Take these kind of players out of any team in the bottom half of the table and it’s fair to say there’d be a medium-to-high level of disruption. Excuses? No. In Villa’s case, the consequences of these injuries have been clear. Not only did the loss of McGinn deprive Villa of one of their key players, it triggered a change in formation and style — his high-pressing and running beyond the striker into attacking positions has been sorely missed and proved impossible to replace.

The injuries also forced a change in approach during the January transfer window, with the club required to recruit replacements for absent players rather than squad reinforcements. Villa certainly wouldn’t have signed Pepe Reina or Danny Drinkwater had Heaton and McGinn been fit; and may have waited until the summer to pick up Mbwana Samatta if Wesley hadn’t succumbed to that knee injury.

It’s worth noting, too, that the talismanic trio of McGinn, Tyrone Mings and Jack Grealish have not played together since December 4 — and then only for the first 23 minutes against Leicester before Mings left the field, injured.

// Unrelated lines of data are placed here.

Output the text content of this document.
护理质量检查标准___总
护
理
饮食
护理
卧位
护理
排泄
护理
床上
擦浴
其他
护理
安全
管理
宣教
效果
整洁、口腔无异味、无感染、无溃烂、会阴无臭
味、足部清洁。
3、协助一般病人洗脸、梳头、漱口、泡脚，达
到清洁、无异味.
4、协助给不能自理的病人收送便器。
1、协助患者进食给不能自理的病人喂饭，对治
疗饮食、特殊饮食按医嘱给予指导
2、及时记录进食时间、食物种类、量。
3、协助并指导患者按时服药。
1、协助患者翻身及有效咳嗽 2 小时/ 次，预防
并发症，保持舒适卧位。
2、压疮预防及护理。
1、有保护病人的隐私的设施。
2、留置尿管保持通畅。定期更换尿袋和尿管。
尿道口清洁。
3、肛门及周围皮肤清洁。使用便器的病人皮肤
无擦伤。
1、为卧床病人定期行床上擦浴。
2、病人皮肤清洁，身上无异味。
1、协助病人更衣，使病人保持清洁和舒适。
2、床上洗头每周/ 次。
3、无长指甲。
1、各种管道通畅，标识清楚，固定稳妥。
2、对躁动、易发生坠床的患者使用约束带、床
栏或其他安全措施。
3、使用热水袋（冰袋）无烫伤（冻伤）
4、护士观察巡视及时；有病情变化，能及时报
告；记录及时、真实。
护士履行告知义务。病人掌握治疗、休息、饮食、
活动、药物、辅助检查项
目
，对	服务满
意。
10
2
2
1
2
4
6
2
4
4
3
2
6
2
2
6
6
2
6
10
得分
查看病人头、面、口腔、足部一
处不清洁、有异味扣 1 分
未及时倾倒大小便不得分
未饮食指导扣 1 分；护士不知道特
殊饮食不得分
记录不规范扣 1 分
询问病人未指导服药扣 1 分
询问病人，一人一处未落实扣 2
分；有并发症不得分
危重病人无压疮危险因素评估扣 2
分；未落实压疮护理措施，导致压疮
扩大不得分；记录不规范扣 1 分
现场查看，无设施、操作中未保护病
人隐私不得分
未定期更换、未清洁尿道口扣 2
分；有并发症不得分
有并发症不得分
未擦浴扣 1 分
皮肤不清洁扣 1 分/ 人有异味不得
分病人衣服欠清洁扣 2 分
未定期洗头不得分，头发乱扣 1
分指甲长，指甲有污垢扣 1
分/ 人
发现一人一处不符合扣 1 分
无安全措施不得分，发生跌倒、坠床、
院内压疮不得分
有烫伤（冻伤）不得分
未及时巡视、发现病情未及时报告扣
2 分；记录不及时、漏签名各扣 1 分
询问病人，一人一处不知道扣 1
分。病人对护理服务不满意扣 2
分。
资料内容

Established Premier League clubs may be able to cope with such situations, but one freshly promoted from the Championship simply cannot. Smith has had to change his approach more than he would have liked and there’s a suspicion that the Villa head coach has reluctantly moved away from his preferred set-up since Christmas. Playing three central defenders since January 1 didn’t really feel like something Smith would choose to do in an ideal world. It was a short-term, needs must solution that achieved a couple of decent results but stalled Villa’s attacking, front-foot momentum and didn’t resolve the defensive issues which have troubled them all season.

At Wembley, Villa were back to the flat back four shape they deployed during the first months of the season, and Engels and Mings were restored as a centre-back partnership for the first time since November 2. There were signs of promise in the way those two coped with City’s forward play, in the way Marvelous Nakamba conducted himself in that defensive midfield role, and the manner in which Villa stayed in the game right until the end, which should be encouraging to fans.

But there remain doubts over the fragility of this team, and what Smith’s strongest team actually is. The challenge remains the same: to find a way of preventing the opposition from racking up a high shot count while also posing an attacking threat themselves. It’s a balance Villa have struggled with all season. The position and role of Grealish, who looked fatigued at Wembley and faded after a bright start, and the return of McGinn, are crucial factors. Villa could likely increase their chances of winning games by pairing Samatta with Keinan Davis, and four midfielders behind — switching set-ups to suit matches (4-4-2 diamond, 4-3-1-2, etc).

The final set of fixtures might be kinder to Villa, even if it doesn’t seem like it, given six of the current top eight are to come, starting with a visit to Leicester. Still, four of those games are at home, and Arsenal and Palace will also come to Villa Park. No matter which fixtures might look more ‘winnable’ on paper, the cold reality is that Villa will need to beat a couple of those higher-placed clubs. We’re looking at a minimum of four wins to stay up, while five would help us breathe much easier.

Relegation would hurt. It wouldn’t be a disaster; we’ve been here before and we know there’s a still a club to love, and a team to support. Personally, I didn’t enjoy watching Villa in the Championship any less than in the recent Premier League seasons. For the club, however, it would be a large step back after such significant strides forward in the last 18 months. Get through this season and Villa can properly start moving upwards again. Fail, and the rebuilding and resetting continues.

This isn’t the season we Villa fans longed for. We might have ‘taken 17th right now’ before a ball was kicked in August but we all secretly hoped Villa might bob along pleasantly in lower mid-table, without causing so much angst. As it is, each week since the arrival of winter has felt an exercise in managing stress. Then again, when you’re a Villa fan, you’re used to it.